2) You may only select a candidate number from ALLOWED_CANDIDATE_NUMBERS.
3) If none clearly match, return non-duplicate.
4) Ignore comments (title/body only).
5) Do not use retrieval rank as duplicate evidence by itself.
6) If you are not sure, mark certainty="unsure"; prefer non-duplicate unless
   same-instance evidence is explicit.
7) Output JSON only. No markdown. No extra text.

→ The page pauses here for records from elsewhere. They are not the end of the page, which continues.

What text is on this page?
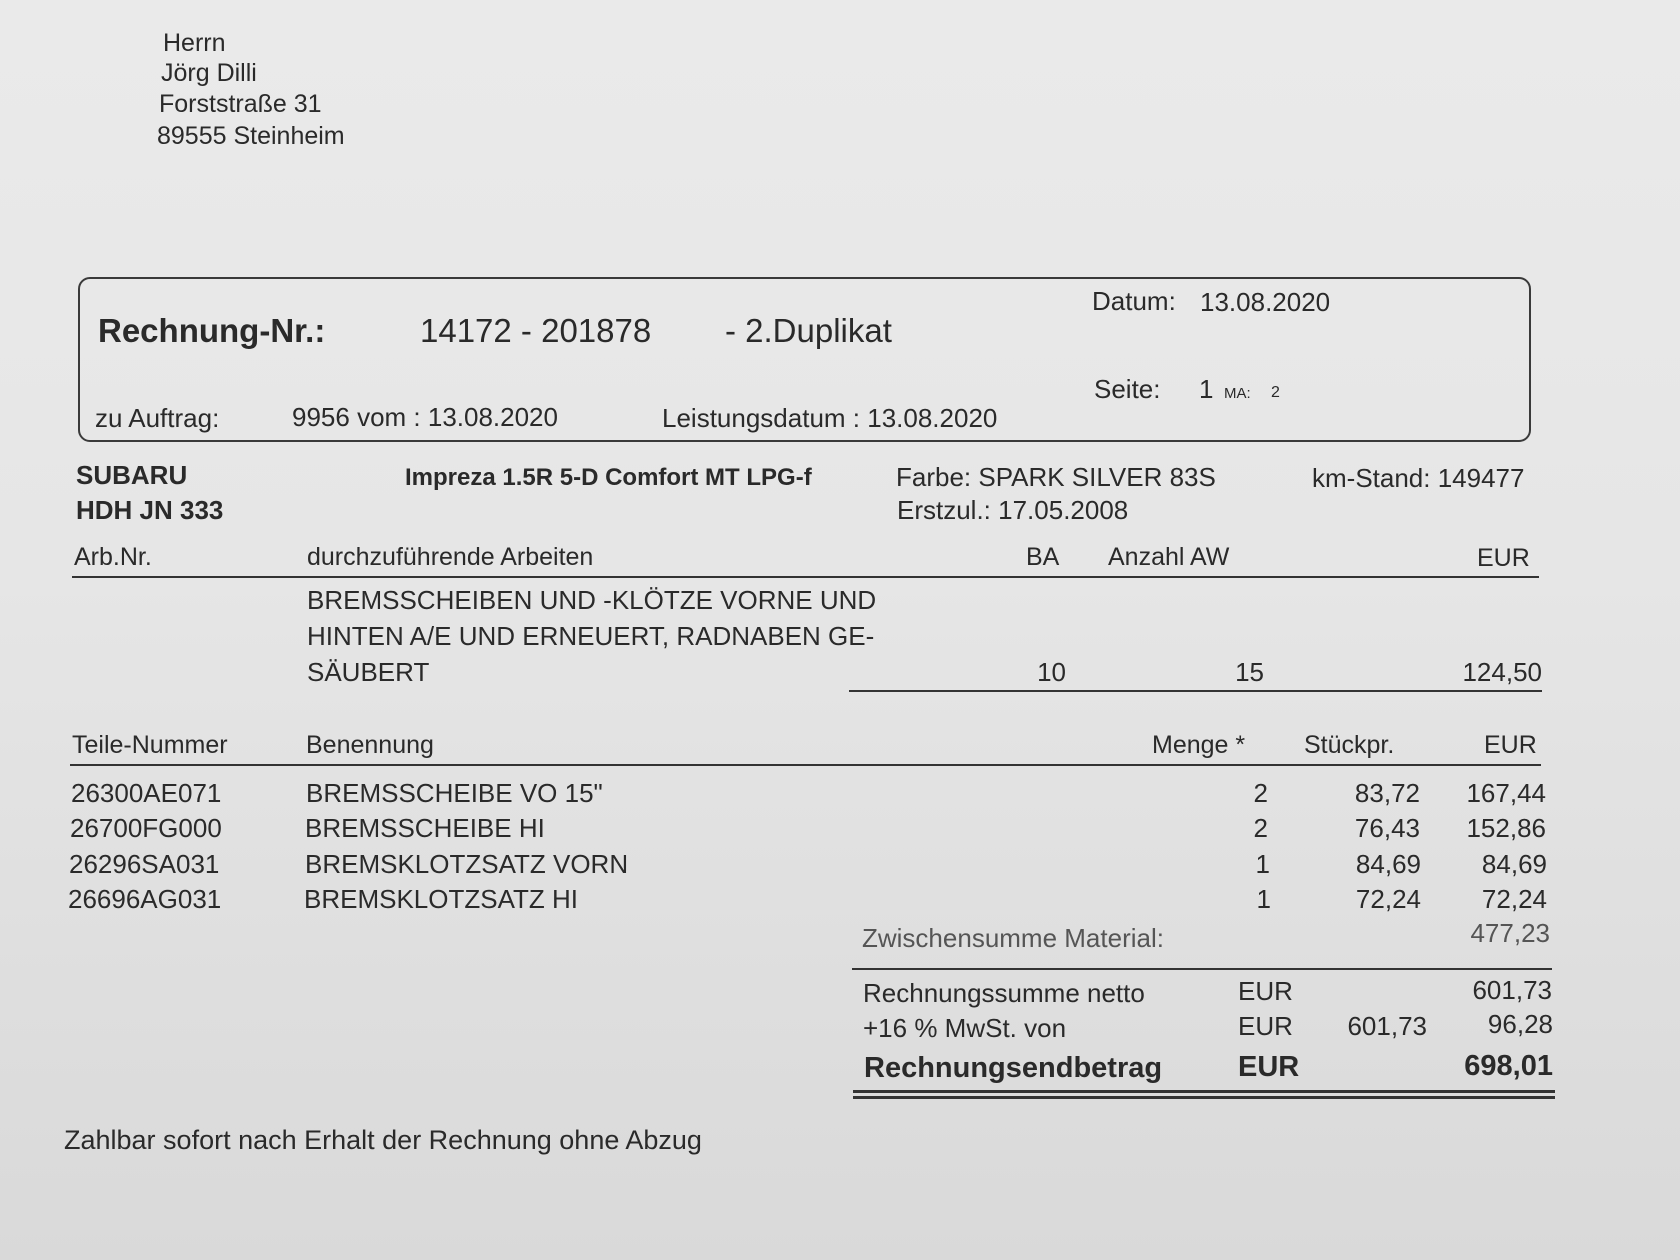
Herrn
Jörg Dilli
Forststraße 31
89555 Steinheim
Rechnung-Nr.:	14172 - 201878 - 2.Duplikat
Datum: 13.08.2020
Seite: 1 MA: 2
zu Auftrag:	9956 vom : 13.08.2020	Leistungsdatum : 13.08.2020
SUBARU
HDH JN 333
Impreza 1.5R 5-D Comfort MT LPG-f	Farbe: SPARK SILVER 83S
Erstzul.: 17.05.2008
km-Stand: 149477
Arb.Nr.	durchzuführende Arbeiten	BA Anzahl AW	EUR
BREMSSCHEIBEN UND -KLÖTZE VORNE UND
HINTEN A/E UND ERNEUERT, RADNABEN GE-
SÄUBERT	10	15	124,50
Teile-Nummer	Benennung	Menge * Stückpr.	EUR
26300AE071	BREMSSCHEIBE VO 15"	2	83,72	167,44
26700FG000	BREMSSCHEIBE HI	2	76,43	152,86
26296SA031	BREMSKLOTZSATZ VORN	1	84,69	84,69
26696AG031	BREMSKLOTZSATZ HI	1	72,24	72,24
Zwischensumme Material:	477,23
Rechnungssumme netto	EUR	601,73
+16 % MwSt. von	EUR	601,73	96,28
Rechnungsendbetrag	EUR	698,01
Zahlbar sofort nach Erhalt der Rechnung ohne Abzug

Confidence rubric (self-assessed, not calibrated probability):
- Non-duplicate: typically 0.00-0.80.
- Duplicate 0.85-0.89: moderate evidence (minimum requirements met).
- Duplicate 0.90-0.95: strong evidence (3+ specific aligned facts, no conflicts).
- Duplicate 0.96-1.00: near-exact match in root cause/repro/details.
- Do NOT use high confidence for generic or weakly-supported matches.

Output JSON schema:
{
  "is_duplicate": boolean,
  "duplicate_of": integer,
  "confidence": number,
  "reasoning": string,
  "relation": "same_instance" | "related_followup" | "partial_overlap" | "different",
  "root_cause_match": "same" | "adjacent" | "different",
  "scope_relation":
    "same_scope" | "source_subset" | "source_superset" |
    "partial_overlap" | "different_scope",
  "path_match": "same" | "different" | "unknown",
  "certainty": "sure" | "unsure"
}

Output constraints:
- If is_duplicate is false, duplicate_of must be 0.
- If is_duplicate is true, duplicate_of must be one of the candidate numbers.
- relation must be same_instance when is_duplicate is true.
- If unsure, set certainty="unsure".
- confidence must be in [0,1].
- reasoning must be short (<= 240 chars) and mention concrete matching facts.
- No extra keys.

Cost and accuracy stance

Goal is practical operations, not perfect AI: keep cost low enough for continuous runs, keep precision high enough for controlled close actions.

Current status

Implemented commands:
  • init, sync, refresh, embed, candidates, judge
  • judge-audit, report-audit, detect-new
  • canonicalize, maintainers, plan-close, apply-close

What’s missing next

  • first-class evaluation command + reporting workflow for production gate decisions
  • programmatic orchestration command/workflow for unattended DB freshness updates
  • richer action surface in future (for example, label taxonomy / tree-editing operations)

Stack

  • Python + Typer + Pydantic + Rich
  • Supabase Postgres + pgvector
  • providers: OpenAI, Gemini, OpenRouter, and openai-codex via pi RPC
DB can be moved to self-hosted Postgres with minimal architecture changes.

Internal docs

Deep design and runbook docs are in docs/internal/.